Return to the mothership

Ali has discovered the plot of every story ever told.

Beam me up, mama. 
Here it is: baby misses mama, baby goes searching for mama, baby finds mama, baby is filled with joy and screaming adulation.

A twist on the plot is that sometimes baby is looking for papa. Sometimes even - gasp - mama and her papa.

Ali likes to loudly recount this plot structure during movies. TV shows. Book reading time. Etc.

Lately her parental search algorithm has bleached into the physical world. Toys must be nested with their parents.

Which is why we spent last weekend at the zoo: a baby giraffe had to be reunited with her mama.

There is a London restaurant called Giraffe that tolerates kids more than most London restaurants. And they give away little plastic giraffes with the smoothies.

One problem with little plastic giraffes is that they are pretty cool and thus worth fighting over with your sister.
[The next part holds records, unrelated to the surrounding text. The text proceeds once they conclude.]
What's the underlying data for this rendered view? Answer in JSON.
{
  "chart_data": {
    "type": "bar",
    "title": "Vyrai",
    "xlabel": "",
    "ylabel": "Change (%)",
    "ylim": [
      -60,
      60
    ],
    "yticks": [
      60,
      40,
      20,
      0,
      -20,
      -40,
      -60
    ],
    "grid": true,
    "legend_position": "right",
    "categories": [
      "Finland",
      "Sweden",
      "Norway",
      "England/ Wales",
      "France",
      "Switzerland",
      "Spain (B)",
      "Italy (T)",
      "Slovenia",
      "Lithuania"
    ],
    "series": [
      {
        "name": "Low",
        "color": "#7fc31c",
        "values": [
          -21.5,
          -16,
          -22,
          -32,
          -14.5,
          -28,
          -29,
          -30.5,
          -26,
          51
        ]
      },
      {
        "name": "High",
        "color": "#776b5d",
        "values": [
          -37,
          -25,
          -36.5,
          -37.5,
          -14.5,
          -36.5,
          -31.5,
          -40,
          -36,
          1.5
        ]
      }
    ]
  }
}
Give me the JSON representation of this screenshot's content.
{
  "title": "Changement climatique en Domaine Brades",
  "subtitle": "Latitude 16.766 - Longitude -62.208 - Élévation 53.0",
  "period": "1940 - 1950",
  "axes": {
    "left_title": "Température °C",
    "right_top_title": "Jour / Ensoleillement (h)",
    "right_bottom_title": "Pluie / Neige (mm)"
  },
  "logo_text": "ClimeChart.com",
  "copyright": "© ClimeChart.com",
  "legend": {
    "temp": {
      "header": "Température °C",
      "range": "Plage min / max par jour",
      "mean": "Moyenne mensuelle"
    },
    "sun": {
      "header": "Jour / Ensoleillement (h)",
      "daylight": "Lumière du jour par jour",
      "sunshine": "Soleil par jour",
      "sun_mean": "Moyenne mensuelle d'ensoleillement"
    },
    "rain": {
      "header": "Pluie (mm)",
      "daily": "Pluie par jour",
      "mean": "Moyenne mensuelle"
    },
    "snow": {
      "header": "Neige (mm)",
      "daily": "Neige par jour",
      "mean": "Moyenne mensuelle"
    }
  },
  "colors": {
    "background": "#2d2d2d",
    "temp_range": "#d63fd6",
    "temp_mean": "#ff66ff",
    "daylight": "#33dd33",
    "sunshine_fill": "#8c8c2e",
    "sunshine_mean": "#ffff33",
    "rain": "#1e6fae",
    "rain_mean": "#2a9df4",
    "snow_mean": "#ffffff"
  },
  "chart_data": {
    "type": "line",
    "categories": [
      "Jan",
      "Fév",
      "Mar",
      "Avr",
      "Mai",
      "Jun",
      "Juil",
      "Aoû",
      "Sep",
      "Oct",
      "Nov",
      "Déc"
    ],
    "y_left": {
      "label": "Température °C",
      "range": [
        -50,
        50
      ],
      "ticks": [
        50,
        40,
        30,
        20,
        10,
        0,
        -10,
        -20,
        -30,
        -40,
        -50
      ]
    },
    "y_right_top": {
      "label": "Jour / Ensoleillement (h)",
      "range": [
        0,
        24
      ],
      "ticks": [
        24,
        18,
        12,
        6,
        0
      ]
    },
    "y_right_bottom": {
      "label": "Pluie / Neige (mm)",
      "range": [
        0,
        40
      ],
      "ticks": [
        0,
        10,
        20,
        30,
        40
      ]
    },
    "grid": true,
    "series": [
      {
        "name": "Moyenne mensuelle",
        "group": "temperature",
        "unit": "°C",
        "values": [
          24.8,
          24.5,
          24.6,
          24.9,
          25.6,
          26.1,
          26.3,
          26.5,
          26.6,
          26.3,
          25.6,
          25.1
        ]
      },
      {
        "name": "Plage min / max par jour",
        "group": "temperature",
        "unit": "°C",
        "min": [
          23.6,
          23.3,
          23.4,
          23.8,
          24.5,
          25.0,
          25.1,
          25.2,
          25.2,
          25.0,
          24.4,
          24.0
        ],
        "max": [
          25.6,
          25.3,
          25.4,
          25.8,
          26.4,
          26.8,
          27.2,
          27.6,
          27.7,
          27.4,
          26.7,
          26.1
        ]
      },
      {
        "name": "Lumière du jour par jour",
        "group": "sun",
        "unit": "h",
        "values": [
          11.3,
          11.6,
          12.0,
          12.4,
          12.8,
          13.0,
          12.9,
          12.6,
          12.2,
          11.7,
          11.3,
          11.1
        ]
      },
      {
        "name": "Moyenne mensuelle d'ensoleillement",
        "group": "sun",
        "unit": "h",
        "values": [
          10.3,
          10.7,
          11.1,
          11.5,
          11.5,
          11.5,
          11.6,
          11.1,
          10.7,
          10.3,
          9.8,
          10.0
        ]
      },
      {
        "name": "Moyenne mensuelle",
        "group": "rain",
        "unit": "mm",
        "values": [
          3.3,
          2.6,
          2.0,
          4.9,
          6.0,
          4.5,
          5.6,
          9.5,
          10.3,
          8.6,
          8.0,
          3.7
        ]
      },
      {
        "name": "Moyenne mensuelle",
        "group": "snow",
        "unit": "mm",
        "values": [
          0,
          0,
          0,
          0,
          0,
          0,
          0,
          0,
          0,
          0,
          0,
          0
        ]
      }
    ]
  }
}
This means that little plastic giraffes are usually missing at least one leg and look a bit twitchy.

Another problem with little plastic giraffes is that they miss their mamas so very much.

And so our twitchy, three-legged plastic giraffe had to be returned to her mother unit. As an added bonus her papa was there too.

You there Mom?
The giraffe parents looked uncertain when confronted with their blue plastic offspring, even though she was offered up to them with much joy and screaming adulation.

At moments like these I am reminded that my kids see me very differently than I see myself. They seem to think I am a super-human who holds up the dome of the world.

I remember having this concept of my parents too. I know it will be replaced  with criticism, then understanding.

Which is a relief: dome-holder is an awfully hard title to live up to. And it can lead to backache.


  1. And I thought they were all about getting the little ones to bed! However, "family play" was always a strong play theme. I finally realized why one of any given species of stuffed animals was not enough.

  2. It's true - stuffed animals reproduce like, well, stuffed rabbits.